A decisão de transformar a segunda parte do arco do mangá em filme parecia arriscada, mas o dilema do primeiro amor em uma adolescência madura e as ansiedades que moldam a puberdade, quando o vislumbre de ser amado traz o impulso de abandonar tudo o que foi conquistado, funciona no tempo justo de 1 hora e 40 minutos. O foco é o romance, sem necessidade de se alongar em outros temas que uma temporada de anime exigiria.

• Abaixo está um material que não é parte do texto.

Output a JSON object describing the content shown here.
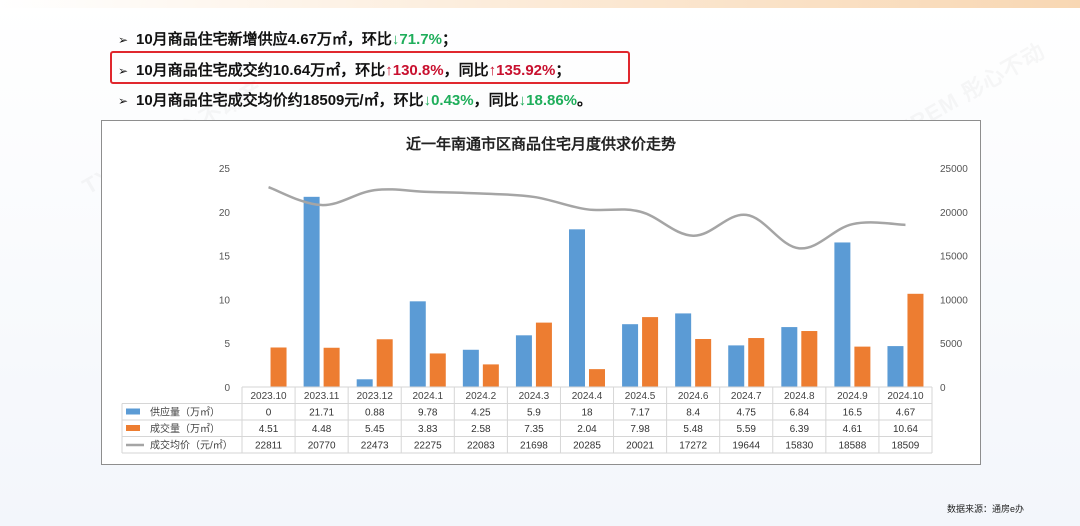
{
  "bullets": [
    {
      "parts": [
        {
          "text": "10月商品住宅新增供应4.67万㎡，环比",
          "cls": ""
        },
        {
          "text": "↓71.7%",
          "cls": "green"
        },
        {
          "text": "；",
          "cls": ""
        }
      ]
    },
    {
      "parts": [
        {
          "text": "10月商品住宅成交约10.64万㎡，环比",
          "cls": ""
        },
        {
          "text": "↑130.8%",
          "cls": "red"
        },
        {
          "text": "，同比",
          "cls": ""
        },
        {
          "text": "↑135.92%",
          "cls": "red"
        },
        {
          "text": "；",
          "cls": ""
        }
      ]
    },
    {
      "parts": [
        {
          "text": "10月商品住宅成交均价约18509元/㎡，环比",
          "cls": ""
        },
        {
          "text": "↓0.43%",
          "cls": "green"
        },
        {
          "text": "，同比",
          "cls": ""
        },
        {
          "text": "↓18.86%",
          "cls": "green"
        },
        {
          "text": "。",
          "cls": ""
        }
      ]
    }
  ],
  "bullet_mark": "➢",
  "source_text": "数据来源：通房e办",
  "watermark_text": "TXREM 彤心不动产",
  "colors": {
    "supply": "#5b9bd5",
    "deal": "#ed7d31",
    "price": "#a5a5a5",
    "highlight": "#e0282e"
  },
  "chart_data": {
    "type": "bar",
    "title": "近一年南通市区商品住宅月度供求价走势",
    "categories": [
      "2023.10",
      "2023.11",
      "2023.12",
      "2024.1",
      "2024.2",
      "2024.3",
      "2024.4",
      "2024.5",
      "2024.6",
      "2024.7",
      "2024.8",
      "2024.9",
      "2024.10"
    ],
    "series": [
      {
        "name": "供应量（万㎡）",
        "type": "bar",
        "axis": "left",
        "color": "#5b9bd5",
        "values": [
          0,
          21.71,
          0.88,
          9.78,
          4.25,
          5.9,
          18,
          7.17,
          8.4,
          4.75,
          6.84,
          16.5,
          4.67
        ]
      },
      {
        "name": "成交量（万㎡）",
        "type": "bar",
        "axis": "left",
        "color": "#ed7d31",
        "values": [
          4.51,
          4.48,
          5.45,
          3.83,
          2.58,
          7.35,
          2.04,
          7.98,
          5.48,
          5.59,
          6.39,
          4.61,
          10.64
        ]
      },
      {
        "name": "成交均价（元/㎡）",
        "type": "line",
        "axis": "right",
        "color": "#a5a5a5",
        "values": [
          22811,
          20770,
          22473,
          22275,
          22083,
          21698,
          20285,
          20021,
          17272,
          19644,
          15830,
          18588,
          18509
        ]
      }
    ],
    "y_left": {
      "min": 0,
      "max": 25,
      "ticks": [
        0,
        5,
        10,
        15,
        20,
        25
      ]
    },
    "y_right": {
      "min": 0,
      "max": 25000,
      "ticks": [
        0,
        5000,
        10000,
        15000,
        20000,
        25000
      ]
    },
    "legend": "data-table-below",
    "grid": false
  }
}
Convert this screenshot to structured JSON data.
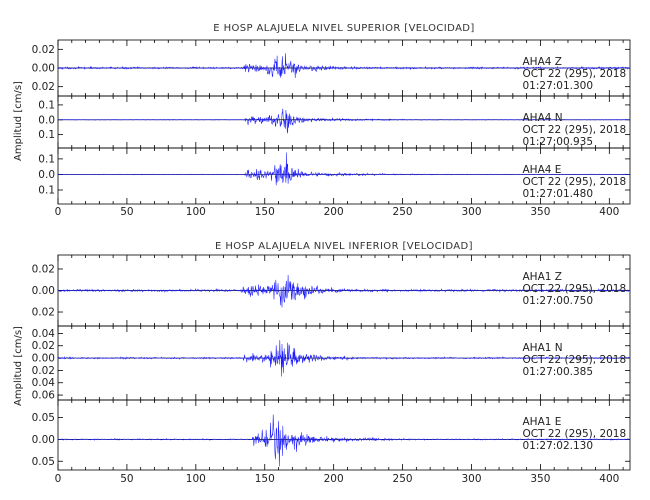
{
  "chart_data": [
    {
      "type": "line",
      "title": "E HOSP ALAJUELA NIVEL SUPERIOR [VELOCIDAD]",
      "ylabel": "Amplitud [cm/s]",
      "xlim": [
        0,
        415
      ],
      "xticks": [
        0,
        50,
        100,
        150,
        200,
        250,
        300,
        350,
        400
      ],
      "line_color": "#1a1aff",
      "traces": [
        {
          "station": "AHA4",
          "component": "Z",
          "date": "OCT 22 (295), 2018",
          "time": "01:27:01.300",
          "ylim": [
            -0.03,
            0.03
          ],
          "yticks": [
            -0.02,
            0.0,
            0.02
          ],
          "ytick_labels": [
            "0.02",
            "0.00",
            "0.02"
          ],
          "onset": 133,
          "peak_time": 162,
          "peak_amplitude": 0.025,
          "noise_amplitude": 0.0015,
          "coda_decay": 0.02
        },
        {
          "station": "AHA4",
          "component": "N",
          "date": "OCT 22 (295), 2018",
          "time": "01:27:00.935",
          "ylim": [
            -0.19,
            0.16
          ],
          "yticks": [
            -0.1,
            0.0,
            0.1
          ],
          "ytick_labels": [
            "0.1",
            "0.0",
            "0.1"
          ],
          "onset": 135,
          "peak_time": 165,
          "peak_amplitude": 0.16,
          "noise_amplitude": 0.003,
          "coda_decay": 0.05
        },
        {
          "station": "AHA4",
          "component": "E",
          "date": "OCT 22 (295), 2018",
          "time": "01:27:01.480",
          "ylim": [
            -0.19,
            0.17
          ],
          "yticks": [
            -0.1,
            0.0,
            0.1
          ],
          "ytick_labels": [
            "0.1",
            "0.0",
            "0.1"
          ],
          "onset": 135,
          "peak_time": 165,
          "peak_amplitude": 0.17,
          "noise_amplitude": 0.003,
          "coda_decay": 0.05
        }
      ]
    },
    {
      "type": "line",
      "title": "E HOSP ALAJUELA NIVEL INFERIOR [VELOCIDAD]",
      "ylabel": "Amplitud [cm/s]",
      "xlim": [
        0,
        415
      ],
      "xticks": [
        0,
        50,
        100,
        150,
        200,
        250,
        300,
        350,
        400
      ],
      "line_color": "#1a1aff",
      "traces": [
        {
          "station": "AHA1",
          "component": "Z",
          "date": "OCT 22 (295), 2018",
          "time": "01:27:00.750",
          "ylim": [
            -0.033,
            0.033
          ],
          "yticks": [
            -0.02,
            0.0,
            0.02
          ],
          "ytick_labels": [
            "0.02",
            "0.00",
            "0.02"
          ],
          "onset": 132,
          "peak_time": 165,
          "peak_amplitude": 0.028,
          "noise_amplitude": 0.0015,
          "coda_decay": 0.02
        },
        {
          "station": "AHA1",
          "component": "N",
          "date": "OCT 22 (295), 2018",
          "time": "01:27:00.385",
          "ylim": [
            -0.068,
            0.052
          ],
          "yticks": [
            -0.06,
            -0.04,
            -0.02,
            0.0,
            0.02,
            0.04
          ],
          "ytick_labels": [
            "0.06",
            "0.04",
            "0.02",
            "0.00",
            "0.02",
            "0.04"
          ],
          "onset": 133,
          "peak_time": 162,
          "peak_amplitude": 0.05,
          "noise_amplitude": 0.002,
          "coda_decay": 0.025
        },
        {
          "station": "AHA1",
          "component": "E",
          "date": "OCT 22 (295), 2018",
          "time": "01:27:02.130",
          "ylim": [
            -0.07,
            0.09
          ],
          "yticks": [
            -0.05,
            0.0,
            0.05
          ],
          "ytick_labels": [
            "0.05",
            "0.00",
            "0.05"
          ],
          "onset": 140,
          "peak_time": 160,
          "peak_amplitude": 0.085,
          "noise_amplitude": 0.002,
          "coda_decay": 0.03
        }
      ]
    }
  ]
}
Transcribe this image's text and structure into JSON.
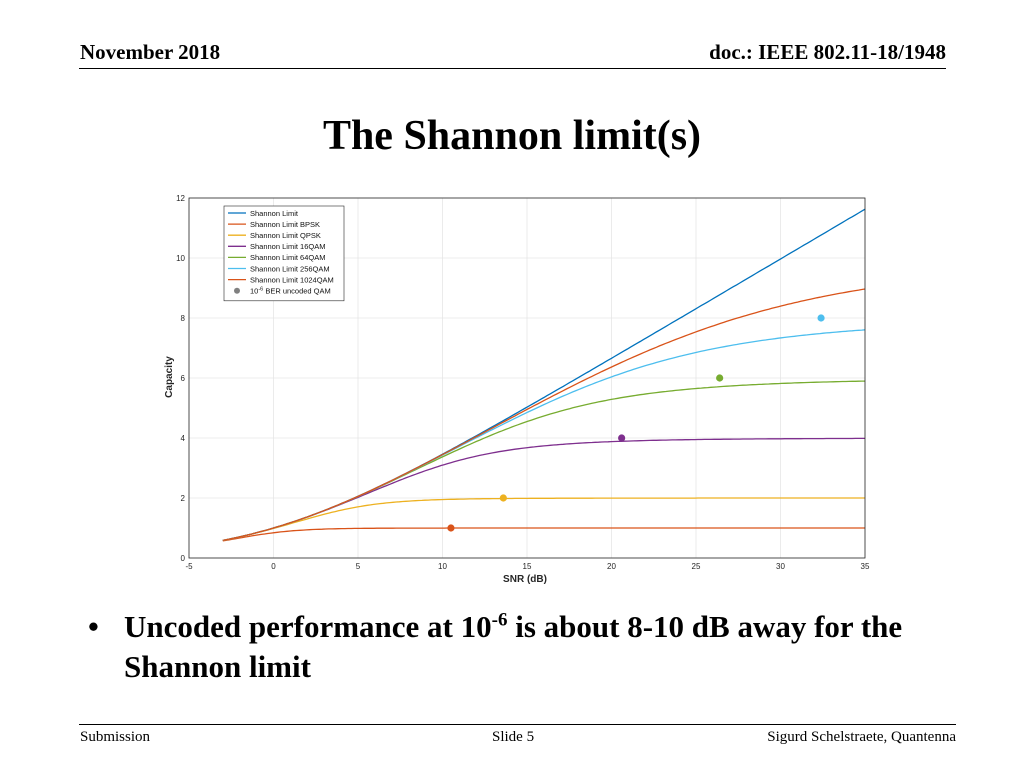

Denji está um pouco mais maduro, mas ainda carrega aquela personalidade infantil. Isso o torna vulnerável, apesar de seu poder. O personagem evidencia como o roteiro de Chainsaw Man tem facilidade em criar personagens complexos e, ao mesmo tempo, muito carismáticos.
O Coração da Obra

A comédia, como já é característica do anime, é mais forte e chama mais atenção do que a ação, apesar de o estúdio MAPPA trazer lutas visualmente belíssimas que revelam um pouco mais do universo rico criado por Tatsuki Fujimoto no mangá.
A nova personagem, Reze, traz à tona a vulnerabilidade de Denji e inicia seu arco de amadurecimento. Reze é, de longe, a melhor parte do longa: tem um carisma que conquista até os novatos na obra e uma história que aproxima os dois no romance.
Valeu a Espera

Chainsaw Man: O Filme é um presente para os fãs que aguardavam o retorno do motosserra e um lembrete de que o primeiro amor muda e transforma quem está começando nesse jogo chamado vida.